LONDON (Reuters) - A new vaccine against the most deadly forms of pneumonia, one of the world’s biggest killers of children, will be launched in Nicaragua from Sunday as part of an effort to prevent 700,000 deaths in poorer countries by 2015.
The Global Alliance for Vaccines and Immunization (GAVI) said Nicaragua would be the first developing nation to begin vaccinating children with the pneumococcal shots, made by drugmakers Pfizer and GlaxoSmithKline, and another 18 countries will follow in the next few years.
But GAVI Alliance said in a statement on Friday that it hoped to be able to fund the vaccines for more than 40 countries in total by 2015 -- a project it says could help avert up to 7 million deaths by 2030.
The launch in Nicaragua marks the beginning of a global routine immunization program led by GAVI, a public-private partnership set up in 2000 to speed the introduction of vaccines into the world’s poorest countries.
After starting in Central America, the roll out of the vaccine will move to the Middle East and Africa, starting in Kenya in February next year.
Pneumococcal disease, which can cause pneumonia, meningitis and sepsis, kills more than half a million children every year and the vast majority of these deaths are in poorer countries where access to healthcare can be limited and very expensive.
OTHER POTENTIAL SUPPLIERS
Pfizer and GSK signed a 10-year deal with GAVI in March to supply 60 million doses a year of their Synflorix and Prevnar 13 pneumococcal vaccines to developing nations, at a discounted price of $7 per dose for the first 20 percent and $3.50 for the remaining 80 percent.
The deal was the first under a new scheme called an Advance Market Commitment (AMC) which guarantees a market for vaccines supplied to poor nations and sets a maximum price drugmakers can expect to receive.
By comparison, GSK and Pfizer charge between $54 and $108 per shot for these vaccines in rich nations.
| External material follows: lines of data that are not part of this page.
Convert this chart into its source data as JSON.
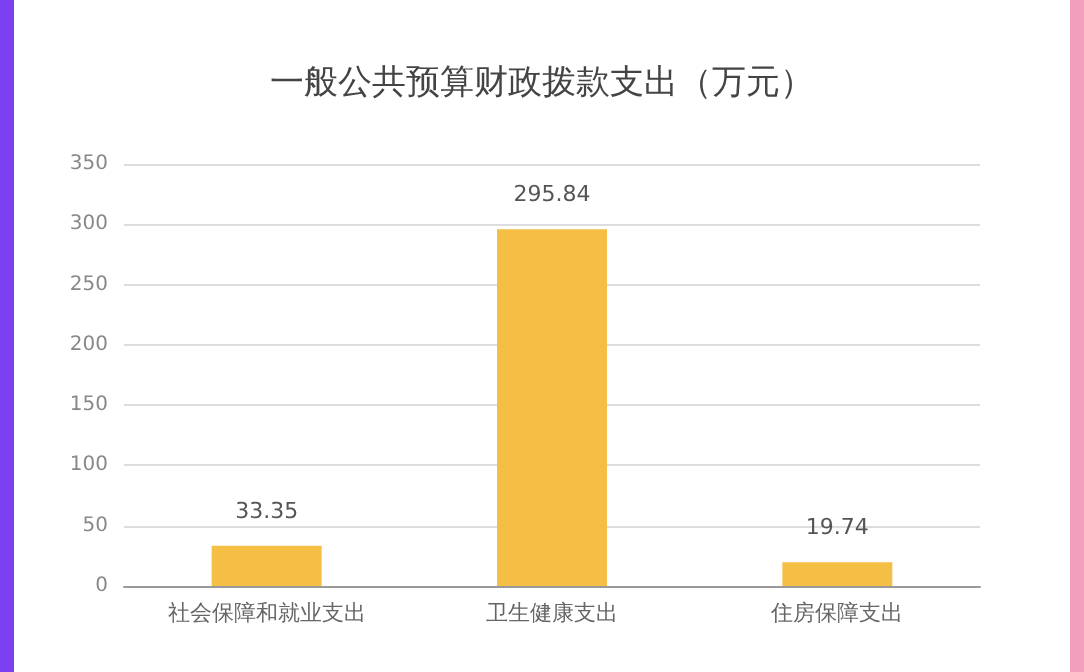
{
  "chart_data": {
    "type": "bar",
    "title": "一般公共预算财政拨款支出（万元）",
    "categories": [
      "社会保障和就业支出",
      "卫生健康支出",
      "住房保障支出"
    ],
    "values": [
      33.35,
      295.84,
      19.74
    ],
    "color": "#f5bf45",
    "ylim": [
      0,
      350
    ],
    "yticks": [
      0,
      50,
      100,
      150,
      200,
      250,
      300,
      350
    ],
    "grid": "y",
    "data_labels": true
  }
}
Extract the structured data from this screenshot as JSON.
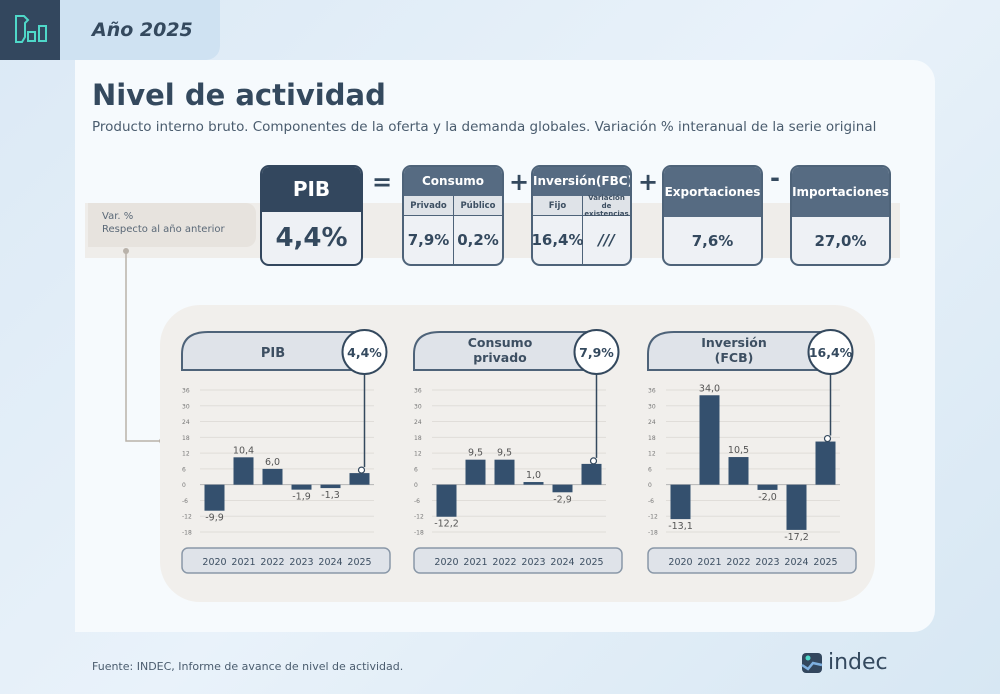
{
  "header": {
    "year": "Año 2025"
  },
  "title": "Nivel de actividad",
  "subtitle": "Producto interno bruto. Componentes de la oferta y la demanda globales. Variación % interanual de la serie original",
  "var_label": {
    "line1": "Var. %",
    "line2": "Respecto al año anterior"
  },
  "equation": {
    "pib": {
      "label": "PIB",
      "value": "4,4%"
    },
    "eq": "=",
    "plus": "+",
    "minus": "-",
    "consumo": {
      "label": "Consumo",
      "privado": "Privado",
      "publico": "Público",
      "privado_value": "7,9%",
      "publico_value": "0,2%"
    },
    "inversion": {
      "label": "Inversión(FBC)",
      "fijo": "Fijo",
      "variacion": "Variación de existencias",
      "fijo_value": "16,4%",
      "variacion_value": "///"
    },
    "exportaciones": {
      "label": "Exportaciones",
      "value": "7,6%"
    },
    "importaciones": {
      "label": "Importaciones",
      "value": "27,0%"
    }
  },
  "colors": {
    "bar": "#34506e",
    "accent_dark": "#33475e",
    "teal": "#4fd8c9"
  },
  "chart_data": [
    {
      "type": "bar",
      "title": "PIB",
      "badge": "4,4%",
      "ylabel": "%",
      "ylim": [
        -18,
        36
      ],
      "yticks": [
        36,
        30,
        24,
        18,
        12,
        6,
        0,
        -6,
        -12,
        -18
      ],
      "categories": [
        "2020",
        "2021",
        "2022",
        "2023",
        "2024",
        "2025"
      ],
      "values": [
        -9.9,
        10.4,
        6.0,
        -1.9,
        -1.3,
        4.4
      ],
      "labels": [
        "-9,9",
        "10,4",
        "6,0",
        "-1,9",
        "-1,3",
        ""
      ],
      "grid": true
    },
    {
      "type": "bar",
      "title": "Consumo privado",
      "badge": "7,9%",
      "ylabel": "%",
      "ylim": [
        -18,
        36
      ],
      "yticks": [
        36,
        30,
        24,
        18,
        12,
        6,
        0,
        -6,
        -12,
        -18
      ],
      "categories": [
        "2020",
        "2021",
        "2022",
        "2023",
        "2024",
        "2025"
      ],
      "values": [
        -12.2,
        9.5,
        9.5,
        1.0,
        -2.9,
        7.9
      ],
      "labels": [
        "-12,2",
        "9,5",
        "9,5",
        "1,0",
        "-2,9",
        ""
      ],
      "grid": true
    },
    {
      "type": "bar",
      "title": "Inversión (FCB)",
      "badge": "16,4%",
      "ylabel": "%",
      "ylim": [
        -18,
        36
      ],
      "yticks": [
        36,
        30,
        24,
        18,
        12,
        6,
        0,
        -6,
        -12,
        -18
      ],
      "categories": [
        "2020",
        "2021",
        "2022",
        "2023",
        "2024",
        "2025"
      ],
      "values": [
        -13.1,
        34.0,
        10.5,
        -2.0,
        -17.2,
        16.4
      ],
      "labels": [
        "-13,1",
        "34,0",
        "10,5",
        "-2,0",
        "-17,2",
        ""
      ],
      "grid": true
    }
  ],
  "footer": {
    "source": "Fuente: INDEC, Informe de avance de nivel de actividad.",
    "brand": "indec"
  }
}
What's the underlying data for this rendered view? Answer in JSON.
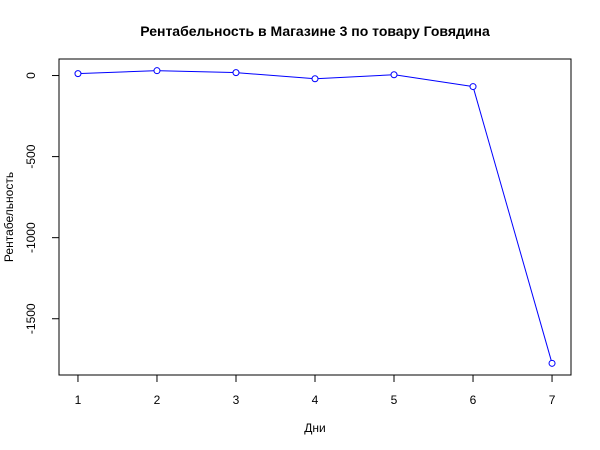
{
  "chart_data": {
    "type": "line",
    "title": "Рентабельность в Магазине 3 по товару Говядина",
    "xlabel": "Дни",
    "ylabel": "Рентабельность",
    "x": [
      1,
      2,
      3,
      4,
      5,
      6,
      7
    ],
    "series": [
      {
        "values": [
          12,
          30,
          18,
          -20,
          5,
          -68,
          -1775
        ]
      }
    ],
    "xticks": [
      "1",
      "2",
      "3",
      "4",
      "5",
      "6",
      "7"
    ],
    "yticks": [
      "0",
      "-500",
      "-1000",
      "-1500"
    ],
    "ytick_values": [
      0,
      -500,
      -1000,
      -1500
    ],
    "xlim": [
      0.76,
      7.24
    ],
    "ylim": [
      -1847,
      102
    ],
    "line_color": "#0000ff",
    "marker": "open-circle",
    "grid": false,
    "legend": "none"
  }
}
GSK’s Synflorix vaccine protects against 10 strains of the streptococcus pneumonia bacteria which cause pneumonia, while Pfizer’s Prevnar 13 shot protects against 13 strains.
GAVI spokesman Dan Thomas said two other potential suppliers, Panacea Biotech and the Serum Institute of India had expressed an interest in joining the project but had not yet signed a supply deal.
“We’re hoping they will also join -- and obviously the more manufacturers we have, the more consistent the supply will be and the greater the chance is that competition will reduce the price further,” he told Reuters.
Thomas said GAVI had so far approved 19 developing countries to receive the pneumococcal shots, and at least another 20 more need the vaccines too, but that would depend on GAVI’s funding.
GAVI is currently facing a $3.9 billion gap in the funds it needs to run its immunization projects up until 2015. “Clearly if we don’t get that funding, then there’s a question mark about whether we’ll be able to do all these countries,” Thomas said.
The pneumococcal AMC deal was part-funded by Britain, Italy, Canada, Russia, Norway and the Bill & Melinda Gates Foundation, who agreed in June last year to invest a total of $1.5 billion in the project.